"El futuro del pasado" de Cristina Hontanilla

22.10.2020

Era la primera vez que visitaba la tumba de mis abuelos. Últimamente me había puesto a escribir con más seriedad que en tiempos anteriores y me gustaba dar paseos por lugares de mi pasado. Esperaba que el pueblo de mis padres donde pasaba los fines de semana cuando era niña, desatasen mi inspiración y me revelasen el camino para iniciar mi próxima historia.

El cementerio estaba vacío cuando llegué. Parecía que no iba a llover, pero pronto empezó a refrescar y la brisa otoñal levantó las hojas del suelo y el vello de mis brazos. Me senté frente a la tumba donde descansaban las almas de mis abuelos y me abracé las rodillas para darme calor mientras les hablaba en voz alta. Después de años haciéndolo mentalmente por las noches en la cama, me dio paz hacerlo frente a su lápida conjunta.

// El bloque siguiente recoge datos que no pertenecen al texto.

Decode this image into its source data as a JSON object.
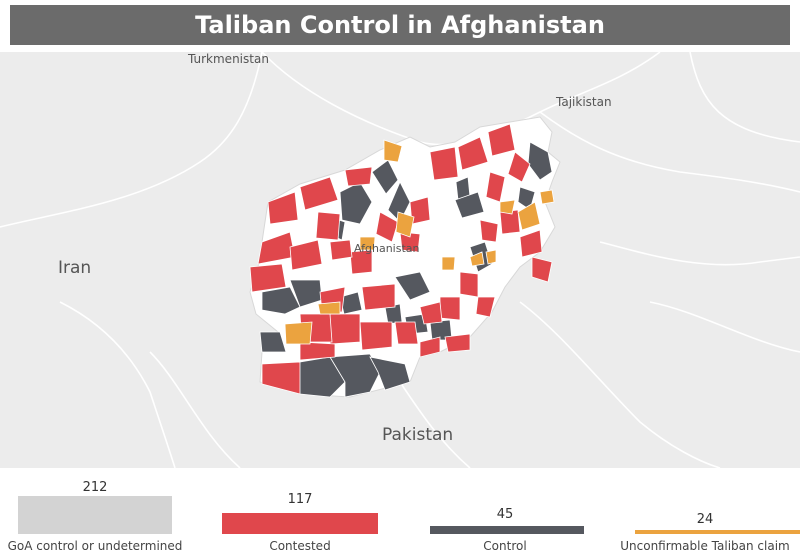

Un soplo de viento me sacó de mi monólogo y de repente, bajo las hojas caídas, vislumbré un vieja llave oxidada puesta en el lateral de la tumba, casi en la esquina frontal. Aparté las hojas y, sorprendida, me incliné a tocar la llave. Estaba pegada, pero se notaba que el paso de los años había debilitado la unión y con un movimiento brusco fui capaz de despegarla.

La miré confusa. "¿Qué hacía una llave así pegada, como con disimulo pero a la vista?", pensé. Me disculpé en voz alta ante la tumba y me dirigí al coche. Me senté dentro varios minutos, bajando la música e intentando escuchar alguna voz en off que me explicará qué hacía aquella llave medio pegada a la tumba de mis abuelos.

Me fijé más en ella y entonces un escalofrío recorrió mi cuerpo, y no era solo por el frío. La llave llevaba las iniciales de mis abuelos, y un número grabado: el de su casa.
Nerviosa, arranqué el coche y conduje hasta allí por el pequeño pueblo. Cuando llegué a la puerta, fui capaz de abrirla tras unos cuantos tirones y empujones. Recordé que ya no había luz. Volví al coche y cogí la linterna que llevaba en el maletero, junto al resto de herramientas que llevaba por si alguna vez surgía un accidente.

Entré a la casa y la luz mostró miles de partículas de polvo volando en el ambiente. "No estoy sola", pensé con una guasa cargada de miedo. Miré a mi alrededor. No podía apreciar demasiado por la falta de luz natural, pero podría haber recorrido todas las estancias, de una a otra, con los ojos cerrados. Conocía aquella casa perfectamente. Fui a la salita y abrí la doble ventana de madera, dejando pasar algo más de luz.

Me giré y, quieta, visualicé por un instante a mis abuelos; él sentado en su butaca a un lado, y mi abuela en el sofá, presidiendo. Di unos pasos y me acerqué a la mesa. Entonces me di cuenta de que había una caja de cartón gastado, no muy grande, y encima un papel. Era una carta doblada.

Sentí que si abría la caja sin antes leer la carta, estaría rompiendo la intimidad de mis abuelos, aunque llevase allí años. Así que la abrí y leí con la tenue luz de la linterna.

"Sea lo que sea que hayas tardado en visitarnos, yo esperaba tu visita desde que el abuelo falleció y supe cuál sería mi estancia para la eternidad. Por eso yo misma dejé una copia de la llave grabada, para traerte hasta aquí. En la caja tienes todos nuestros recuerdos, fotografías antiguas, cartas que tu abuelo me escribía, pensamientos que yo compartía en silencio cuando tu madre era pequeña y estábamos solas... Ahí está el pasado, y quizá también el futuro de tu libro. Siempre supe que escribirías. Cierra la puerta con la llave al salir, yo ya me habré ido".